On “Somedays I Hate My Voice”, a speaker-knocking ode to androgynous gender euphoria, Vonne (who is genderfluid) namedrops punk icon Poly Styrene and pays homage to Jackie Shane and 100 gecs whilst articulating their queerness in 3D, seeking neither pity nor praise. Meanwhile, Dre pens a humble ode to his come up on “Little Brother” – a track he also credits to being his proudest and most personal, for helping open up his connection to his family. So far, both songs have only been performed live once.

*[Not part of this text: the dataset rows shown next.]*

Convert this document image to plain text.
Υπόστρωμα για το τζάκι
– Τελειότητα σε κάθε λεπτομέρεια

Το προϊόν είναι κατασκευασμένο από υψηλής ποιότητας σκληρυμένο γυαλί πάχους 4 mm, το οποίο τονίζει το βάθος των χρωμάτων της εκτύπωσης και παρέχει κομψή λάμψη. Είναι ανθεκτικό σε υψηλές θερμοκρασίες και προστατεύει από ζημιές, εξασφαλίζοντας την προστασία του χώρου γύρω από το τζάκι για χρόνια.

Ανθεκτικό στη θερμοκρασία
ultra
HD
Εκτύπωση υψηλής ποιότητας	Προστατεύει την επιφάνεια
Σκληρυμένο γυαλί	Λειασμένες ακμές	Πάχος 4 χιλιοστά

“Writing those songs definitely has an element of cathartic release. Sometimes stuff is so deep that you can’t say it, so as an artist you find another medium to express it,” Dre explains. “It also helped even the two of us connect more. When I heard Vonne’s tracks it was like, ‘Yo man, my friend was feeling that way, or going through that?’ – and hopefully people going through similar things in their life that are difficult to express can see themselves in the music.”

Elsewhere, there are strings of tributes in their music for fellow heads to unravel. MC SARGE (responsible for teaching Vonne to rap) features on “1000 Horses”, “Coded Language (Interlude)” and “From the Floor” nod to techno giants Carl Craig and Theo Parrish, and Pitchfork lauded their five-minute instrumental “Perm” as “their version of a Schematic record.” "We started making tracks back in 2010. Not to make things sound less impressive or whatever, but the reason you hear Finally, New and are like, ‘Wow, this is good,’ is because it's not the first time we’ve done this,” says Vonne, adding, with a wink: “With the next one, we can really go crazy."

“We didn't want to be rapping your head off for the whole album. If you can do that in reggae or prog-rock, why can't we do that in hip-hop? We wanted listeners to take a minute and listen for a second; they might hear something.”

Dre, They Hate Change

Half a year on from their first UK headline at Peckham Audio in March, Dre and Vonne are back in the UK gearing up for an intimate basement gig at Third Man Records in London and a DJ set at Spiritland packed with special guests before rounding off with a set at End of the Road. In typical They Hate Change fashion, they’re coming in hot at the end of a busy summer. They’ve torn festival stages apart, become “New Class Members” of the Recording Academy/Grammy’s voters committee, and released “stunt (when I see u)” – a glitching, woozy beat equipped with spitfire verses and shoutouts to Lucy Dacus and Boy Better Know, and their first release since Finally, New.

“This track is our mantra in a way. A reminder to ourselves to show what we are capable of when others seem to doubt or discredit things we’ve done,” Dre and Vonne say defiantly. “We had this hair-brain scheme to mix all the sounds we love together, and it worked. We’re going to continue to do what we do and that’s CHANGE!”